The scatter plot shows how the age of offenders might influence vehicle theft rates by comparing the average age of those arrested to the frequency of stolen vehicles. The downward-sloping regression line shows a negative correlation, suggesting that districts with a younger criminal demographic often experience higher rates of auto theft. While the p-value of 0.052 is just slightly above the traditional 0.05 threshold, the null hypothesis has technically fail to reject. However, the Adjusted R^2 value of 0.357 indicates that the average age of offenders explains about 35.7% of the differences in theft rates between districts, which defined age is still an unavoidable, strong factor in explaining the variance.

Equation: Stolen rate = 238.731 - 6.451*(average age)

Cost Distribution by District

The boxplot highlights significant financial disparities in vehicle retrieval costs across the city. By limiting the Y-axis at $1,000, the visualization reveals that the Northeast district has a significantly wider spread of paid amounts compared to other regions, indicating much higher volatility in costs. While most districts maintain relatively low median costs, the presence of numerous high-value outliers suggests that retrieval fees are not distributed evenly across Baltimore. These variations likely point to differing regional policies or administrative practices rather than random chance.

For the conclusion, this analysis proves that towing in Baltimore is meaningfully connected to the city’s criminal landscape. From the initial mapping challenges to the final visualizations, it is clear that geographic location significantly impacts both the likelihood of a vehicle being towed and the financial burden of recovering it.

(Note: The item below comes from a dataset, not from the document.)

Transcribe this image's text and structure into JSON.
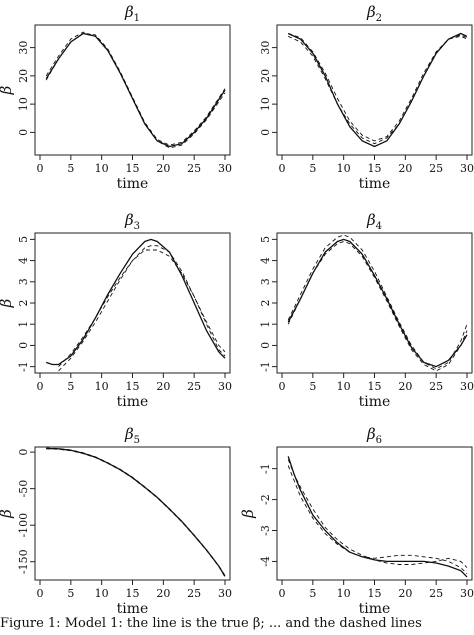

Furthermore, I also feel that incorporating data on living standards by district, such as rent and income rates, with the towing data could have led to even more meaningful results. While we haven’t formally studied ANOVA in our current coursework, the visual evidence and regression models suggest that these patterns are systematic indicators of how the city operates.